Lausanne-Sport kann als Überraschungsteam der Super League bezeichnet werden. Grossen Anteil daran hat der 21-jährige Alvyn Sanches. Dennoch gibt es im Nachwuchsbereich in der Schweiz Luft nach oben.
Dass Lausanne-Sport nach 13 Runden den 6. Tabellenplatz einnimmt, damit konnte nicht gerechnet werden. Die Mannschaft von Trainer Ludovic Magnin hat die letzten vier Partien allesamt gewonnen und kein Gegentor zugelassen. Der Rückstand auf Leader Zürich beträgt lediglich fünf Punkte.
Wird an Lausanne-Sport gedacht, kommt man nicht um den Namen Alvyn Sanches herum.
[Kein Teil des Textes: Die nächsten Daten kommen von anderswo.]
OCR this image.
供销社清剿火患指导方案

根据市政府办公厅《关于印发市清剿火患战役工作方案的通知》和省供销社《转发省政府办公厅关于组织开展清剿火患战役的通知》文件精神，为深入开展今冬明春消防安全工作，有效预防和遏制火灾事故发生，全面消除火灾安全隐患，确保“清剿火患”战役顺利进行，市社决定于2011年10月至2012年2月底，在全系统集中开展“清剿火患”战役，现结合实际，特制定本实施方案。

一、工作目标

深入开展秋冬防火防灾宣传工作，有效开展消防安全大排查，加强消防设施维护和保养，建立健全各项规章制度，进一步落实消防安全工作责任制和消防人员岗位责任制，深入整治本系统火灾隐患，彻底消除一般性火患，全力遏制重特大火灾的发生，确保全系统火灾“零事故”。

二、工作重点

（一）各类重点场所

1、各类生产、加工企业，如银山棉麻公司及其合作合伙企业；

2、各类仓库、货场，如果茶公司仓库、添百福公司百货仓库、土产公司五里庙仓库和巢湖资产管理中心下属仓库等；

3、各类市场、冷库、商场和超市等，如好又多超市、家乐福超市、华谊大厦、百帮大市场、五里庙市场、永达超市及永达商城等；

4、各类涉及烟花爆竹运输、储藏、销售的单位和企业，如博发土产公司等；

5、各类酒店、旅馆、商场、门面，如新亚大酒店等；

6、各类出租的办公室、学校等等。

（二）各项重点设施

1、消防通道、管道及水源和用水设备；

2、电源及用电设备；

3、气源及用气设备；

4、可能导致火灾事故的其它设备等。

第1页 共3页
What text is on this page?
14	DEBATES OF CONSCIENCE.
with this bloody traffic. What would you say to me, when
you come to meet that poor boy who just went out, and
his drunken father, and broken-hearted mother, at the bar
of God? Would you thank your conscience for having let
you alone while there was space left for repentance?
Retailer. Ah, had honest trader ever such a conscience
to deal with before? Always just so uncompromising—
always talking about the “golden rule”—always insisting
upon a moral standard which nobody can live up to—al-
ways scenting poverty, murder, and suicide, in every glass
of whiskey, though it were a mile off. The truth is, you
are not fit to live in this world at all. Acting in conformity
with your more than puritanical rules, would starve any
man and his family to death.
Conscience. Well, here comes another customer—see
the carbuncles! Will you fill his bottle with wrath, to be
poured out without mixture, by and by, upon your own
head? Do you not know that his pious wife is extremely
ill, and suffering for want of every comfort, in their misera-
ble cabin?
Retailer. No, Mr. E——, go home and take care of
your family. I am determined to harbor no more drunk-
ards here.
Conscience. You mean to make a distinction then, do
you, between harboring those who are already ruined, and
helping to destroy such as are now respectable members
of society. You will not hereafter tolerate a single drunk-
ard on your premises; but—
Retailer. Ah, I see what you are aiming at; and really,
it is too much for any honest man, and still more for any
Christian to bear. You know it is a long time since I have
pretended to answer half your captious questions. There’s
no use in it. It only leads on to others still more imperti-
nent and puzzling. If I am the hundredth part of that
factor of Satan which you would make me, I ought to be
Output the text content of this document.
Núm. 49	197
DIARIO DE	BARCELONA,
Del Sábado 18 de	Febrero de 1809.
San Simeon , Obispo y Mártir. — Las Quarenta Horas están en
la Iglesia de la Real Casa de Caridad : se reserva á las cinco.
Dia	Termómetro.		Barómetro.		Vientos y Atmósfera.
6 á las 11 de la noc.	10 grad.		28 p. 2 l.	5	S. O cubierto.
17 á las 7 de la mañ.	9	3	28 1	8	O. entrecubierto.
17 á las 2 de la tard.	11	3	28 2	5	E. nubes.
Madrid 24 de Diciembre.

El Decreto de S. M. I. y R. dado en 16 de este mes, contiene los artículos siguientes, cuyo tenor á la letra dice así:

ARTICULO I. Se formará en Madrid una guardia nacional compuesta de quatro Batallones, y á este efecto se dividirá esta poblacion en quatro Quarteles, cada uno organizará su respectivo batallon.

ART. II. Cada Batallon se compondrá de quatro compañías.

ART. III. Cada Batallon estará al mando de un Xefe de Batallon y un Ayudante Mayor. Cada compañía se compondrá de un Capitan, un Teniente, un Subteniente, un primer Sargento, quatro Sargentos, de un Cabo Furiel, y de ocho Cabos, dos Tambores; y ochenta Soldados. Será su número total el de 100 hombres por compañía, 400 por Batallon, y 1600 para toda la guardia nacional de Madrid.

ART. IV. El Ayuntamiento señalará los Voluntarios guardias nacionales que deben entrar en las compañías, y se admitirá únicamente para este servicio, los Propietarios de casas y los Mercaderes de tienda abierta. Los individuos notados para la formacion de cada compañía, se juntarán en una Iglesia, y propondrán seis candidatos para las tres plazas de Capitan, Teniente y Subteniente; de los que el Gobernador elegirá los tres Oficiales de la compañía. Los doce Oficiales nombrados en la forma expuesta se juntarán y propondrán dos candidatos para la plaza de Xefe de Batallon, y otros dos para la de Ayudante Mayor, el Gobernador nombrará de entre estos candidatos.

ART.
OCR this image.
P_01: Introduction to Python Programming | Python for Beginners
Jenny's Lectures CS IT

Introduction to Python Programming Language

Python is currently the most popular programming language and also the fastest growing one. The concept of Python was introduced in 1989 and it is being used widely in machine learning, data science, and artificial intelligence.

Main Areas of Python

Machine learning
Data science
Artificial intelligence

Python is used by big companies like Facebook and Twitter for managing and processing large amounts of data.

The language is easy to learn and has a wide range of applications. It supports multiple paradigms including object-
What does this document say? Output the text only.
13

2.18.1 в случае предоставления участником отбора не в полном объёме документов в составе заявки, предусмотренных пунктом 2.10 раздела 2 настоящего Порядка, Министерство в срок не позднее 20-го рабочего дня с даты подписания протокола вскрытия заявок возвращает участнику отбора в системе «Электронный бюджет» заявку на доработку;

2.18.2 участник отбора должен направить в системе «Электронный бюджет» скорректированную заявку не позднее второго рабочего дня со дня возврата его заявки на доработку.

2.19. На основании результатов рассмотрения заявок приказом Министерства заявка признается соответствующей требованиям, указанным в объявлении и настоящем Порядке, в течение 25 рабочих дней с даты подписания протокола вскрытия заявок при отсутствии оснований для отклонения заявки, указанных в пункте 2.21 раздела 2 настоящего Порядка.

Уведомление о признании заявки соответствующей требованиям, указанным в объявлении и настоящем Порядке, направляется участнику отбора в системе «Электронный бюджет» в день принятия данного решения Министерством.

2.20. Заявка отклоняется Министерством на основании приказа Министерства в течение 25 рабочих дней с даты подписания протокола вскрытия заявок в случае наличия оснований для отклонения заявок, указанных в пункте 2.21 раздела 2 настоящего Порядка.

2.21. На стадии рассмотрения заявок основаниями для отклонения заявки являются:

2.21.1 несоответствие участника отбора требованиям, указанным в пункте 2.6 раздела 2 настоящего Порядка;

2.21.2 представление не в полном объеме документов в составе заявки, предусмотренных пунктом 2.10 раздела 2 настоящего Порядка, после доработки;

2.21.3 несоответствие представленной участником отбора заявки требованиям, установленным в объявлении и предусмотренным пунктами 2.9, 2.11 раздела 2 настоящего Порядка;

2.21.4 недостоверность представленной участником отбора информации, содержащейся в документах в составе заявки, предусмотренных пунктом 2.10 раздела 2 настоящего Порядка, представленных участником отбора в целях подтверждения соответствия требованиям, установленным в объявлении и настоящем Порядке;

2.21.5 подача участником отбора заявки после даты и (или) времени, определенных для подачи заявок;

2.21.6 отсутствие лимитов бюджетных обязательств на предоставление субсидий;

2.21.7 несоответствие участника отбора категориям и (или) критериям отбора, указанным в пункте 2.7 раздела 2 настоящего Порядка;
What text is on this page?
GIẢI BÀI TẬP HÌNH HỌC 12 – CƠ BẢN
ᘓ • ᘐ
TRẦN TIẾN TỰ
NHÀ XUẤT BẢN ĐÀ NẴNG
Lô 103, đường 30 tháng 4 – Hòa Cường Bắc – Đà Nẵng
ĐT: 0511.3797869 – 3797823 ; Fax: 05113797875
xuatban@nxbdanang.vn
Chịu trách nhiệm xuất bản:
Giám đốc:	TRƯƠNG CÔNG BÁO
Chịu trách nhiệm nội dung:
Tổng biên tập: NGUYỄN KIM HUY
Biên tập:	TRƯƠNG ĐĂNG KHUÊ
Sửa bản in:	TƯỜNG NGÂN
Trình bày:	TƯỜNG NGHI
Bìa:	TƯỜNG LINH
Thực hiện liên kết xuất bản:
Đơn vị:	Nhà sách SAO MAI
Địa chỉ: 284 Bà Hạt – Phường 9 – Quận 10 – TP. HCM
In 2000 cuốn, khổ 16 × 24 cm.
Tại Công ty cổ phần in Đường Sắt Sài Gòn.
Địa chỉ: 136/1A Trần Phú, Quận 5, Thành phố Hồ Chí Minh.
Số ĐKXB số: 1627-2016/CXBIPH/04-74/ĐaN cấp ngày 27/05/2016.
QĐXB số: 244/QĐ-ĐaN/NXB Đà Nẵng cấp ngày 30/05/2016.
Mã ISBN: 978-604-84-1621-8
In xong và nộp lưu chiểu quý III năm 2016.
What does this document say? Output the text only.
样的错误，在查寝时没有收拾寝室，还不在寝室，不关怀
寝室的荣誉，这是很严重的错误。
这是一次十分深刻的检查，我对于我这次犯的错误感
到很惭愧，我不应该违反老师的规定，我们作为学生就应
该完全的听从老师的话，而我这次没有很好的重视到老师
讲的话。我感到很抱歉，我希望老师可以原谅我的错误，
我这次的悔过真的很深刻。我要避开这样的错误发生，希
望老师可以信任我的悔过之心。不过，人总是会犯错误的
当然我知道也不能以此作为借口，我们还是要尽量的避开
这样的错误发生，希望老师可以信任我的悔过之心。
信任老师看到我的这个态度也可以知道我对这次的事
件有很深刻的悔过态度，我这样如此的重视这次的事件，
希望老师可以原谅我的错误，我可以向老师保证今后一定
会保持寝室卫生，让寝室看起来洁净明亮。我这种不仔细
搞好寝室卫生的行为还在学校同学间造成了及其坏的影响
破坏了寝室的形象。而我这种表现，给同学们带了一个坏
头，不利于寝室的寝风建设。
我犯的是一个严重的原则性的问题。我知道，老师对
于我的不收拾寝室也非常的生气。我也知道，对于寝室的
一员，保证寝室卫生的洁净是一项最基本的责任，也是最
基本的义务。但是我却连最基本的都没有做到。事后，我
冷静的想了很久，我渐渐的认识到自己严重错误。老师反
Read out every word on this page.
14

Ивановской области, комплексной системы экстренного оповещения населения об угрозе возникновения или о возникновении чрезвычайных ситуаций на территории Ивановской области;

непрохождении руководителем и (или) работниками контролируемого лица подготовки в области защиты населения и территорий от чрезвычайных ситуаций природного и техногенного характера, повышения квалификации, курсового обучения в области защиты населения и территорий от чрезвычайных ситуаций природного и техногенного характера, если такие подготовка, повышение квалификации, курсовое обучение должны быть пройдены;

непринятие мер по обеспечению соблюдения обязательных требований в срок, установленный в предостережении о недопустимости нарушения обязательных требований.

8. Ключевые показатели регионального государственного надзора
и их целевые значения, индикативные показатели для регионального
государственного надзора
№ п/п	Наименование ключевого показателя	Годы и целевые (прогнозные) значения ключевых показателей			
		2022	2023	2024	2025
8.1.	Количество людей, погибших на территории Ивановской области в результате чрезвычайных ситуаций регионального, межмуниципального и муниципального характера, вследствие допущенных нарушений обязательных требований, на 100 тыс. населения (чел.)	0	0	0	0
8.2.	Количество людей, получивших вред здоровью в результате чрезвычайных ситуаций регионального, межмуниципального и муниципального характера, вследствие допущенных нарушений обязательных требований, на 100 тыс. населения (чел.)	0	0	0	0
Es ist eine Augenweide, dem in Frankreich geborenen Offensivspieler zuzuschauen. Er ist für die Gegner äusserst schwer zu lesen und deshalb unberechenbar. Allerdings benötigte Sanches wie das Team Anlaufzeit zu Beginn der Saison. Wegen Transfergerüchten war er zunächst nicht frei im Kopf. Das ist nun anders und macht sich in den Statistiken bemerkbar. Blieb er in den ersten fünf Spielen der laufenden Meisterschaft ohne Skorerpunkt, erzielte er in den letzten acht Partien fünf Tore und einen Assist.
Kreativ und introvertiert
Man muss kein Prophet sein, um vorherzusagen, dass der Transferwert von Sanches von aktuell vier Millionen Euro noch einiges nach oben schnellen wird. Einer der ihn bestens kennt, ist Sascha Stauch, der ihn beim Schweizer U21-Nationalteam gecoacht hat – in der abgelaufenen EM-Qualifikation gelangen Sanches drei Tore und zwei Vorlagen.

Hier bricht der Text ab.